Codesto solo oggi possiamo dirti,
ciò che non siamo, ciò che non vogliamo.

mercoledì 20 luglio 2011

Poems (15) Ho sceso dandoti il braccio


E' il momento che anche questa rubrica torni sotto i riflettori, troppo tempo è passato dall'ultima volta che l'ho postata. I poeti italiani di cui ho parlato sono stati pochissimi (forse addirittura due, Pascoli e Alda Merini) anche se il valore della letteratura italiana è indiscusso, per quanto i banchi di scuola ci abbiano costretto ad odiarla certe volte. Quella di questa sera è una delle più tenere poesie d'amore che siano state scritte in italiano, composta da Eugenio Montale in occasione della morte della moglie, Drusilla Tanzi, sposata un anno prima dopo una convivenza di vent'anni e colpita da una dolorosa malattia. Sono sicura che la riconoscerete tutti :)

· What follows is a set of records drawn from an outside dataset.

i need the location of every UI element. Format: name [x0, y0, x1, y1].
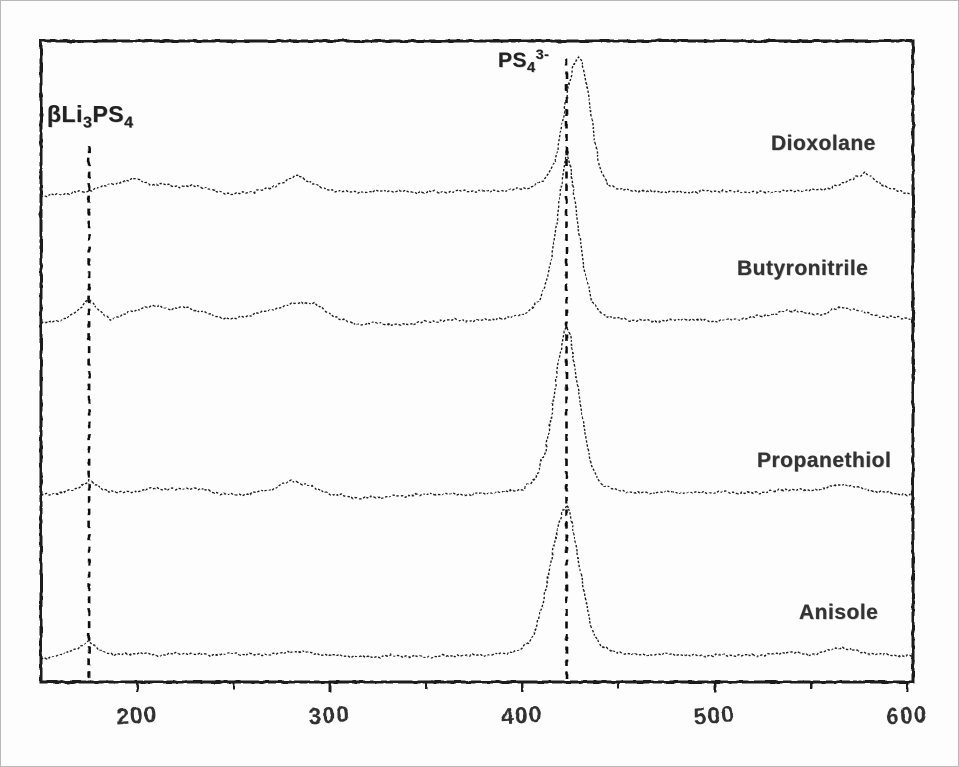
peak-label-sub: 4	[527, 60, 536, 77]
series-label-anisole: Anisole	[799, 601, 879, 624]
x-tick-label: 300	[308, 701, 351, 730]
spectrum-curve-dioxolane	[40, 55, 914, 198]
peak-label-ps4: PS43-	[498, 47, 549, 76]
series-label-dioxolane: Dioxolane	[771, 132, 876, 155]
spectrum-curve-butyronitrile	[40, 151, 914, 326]
spectrum-curve-anisole	[40, 503, 914, 660]
plot-border	[39, 39, 915, 684]
x-tick-label: 500	[693, 701, 736, 730]
x-tick-label: 200	[115, 701, 158, 730]
x-tick-label: 400	[500, 701, 543, 730]
phase-label-beta-li3ps4: βLi3PS4	[47, 101, 134, 133]
spectrum-curve-propanethiol	[40, 326, 914, 500]
peak-label-prefix: PS	[498, 49, 528, 72]
phase-label-prefix: βLi	[47, 101, 83, 127]
x-tick-label: 600	[885, 701, 928, 730]
series-label-propanethiol: Propanethiol	[757, 449, 892, 472]
phase-label-mid: PS	[92, 101, 125, 127]
series-label-butyronitrile: Butyronitrile	[737, 257, 869, 280]
phase-label-sub4: 4	[124, 113, 134, 132]
phase-label-sub3: 3	[82, 113, 93, 132]
peak-label-sup: 3-	[535, 47, 550, 63]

Ho sceso dandoti il braccio

Ho sceso, dandoti il braccio, almeno un milione di scale 
e ora che non ci sei è il vuoto ad ogni gradino. 
Anche così è stato breve il nostro lungo viaggio. 
Il mio dura tuttora, né più mi occorrono 
le coincidenze, le prenotazioni, 
le trappole, gli scorni di chi crede 
che la realtà sia quella che si vede.

Ho sceso milioni di scale dandoti il braccio 
non già perché con quattr'occhi forse si vede di più. 
Con te le ho scese perché sapevo che di noi due 
le sole vere pupille, sebbene tanto offuscate, 
erano le tue.  


Chi è l'autore?
Eugenio Montale, uno dei massimi poeti italiani, nasce a Genova il 12 ottobre 1896. La sua è una formazione da autodidatta. Le lingue straniere e la letteratura (ha un amore speciale per Dante) sono la sua passione. Entra all'Accademia militare di Parma dove richiede di essere inviato al fronte, e dopo una breve esperienza in Vallarsa e Val Pusteria, Montale viene congedato nel 1920. Terminata la prima guerra mondiale Montale inizia a frequentare i circoli culturali liguri e torinesi. Nel 1927 si trasferisce a Firenze dove collabora con l'editore Bemporad. Nella capitale toscana gli anni precedenti erano stati fondamentali per la nascita della poesia italiana moderna. Montale entra in punta di piedi nell'officina della poesia italiana con un "signor biglietto da visita", l'edizione degli "Ossi di Seppia" del 1925. Nel 1929 è chiamato a dirigere il Gabinetto scientifico letterario G.P. Vieusseux, dal quale verrà espulso nel 1938 per antifascismo. Mentre la sua fama di poeta cresce, si dedica anche a traduzioni di poesie e testi teatrali, in prevalenza inglesi. Terminata la Seconda Guerra mondiale si iscrive al Partito d'Azione e inizia un'intensa attività con varie testate giornalistiche. Nel 1948 si trasferisce a Milano dove inizia la sua collaborazione con il Corriere della Sera, per conto del quale compie molti viaggi e si occupa di critica musicale. Montale raggiunge fama internazionale, attestata dalle numerose traduzioni in svariate lingue delle sue poesie. Nel 1967 viene nominato senatore a vita. Nel 1975 arriva il riconoscimento più importante: il Premio Nobel per la Letteratura. Muore a Milano il 12 settembre 1981, poco prima di compiere 85 anni.Viene sepolto accanto alla moglie Drusilla nel cimitero vicino alla chiesa di San Felice a Ema, sobborgo nella periferia sud di Firenze.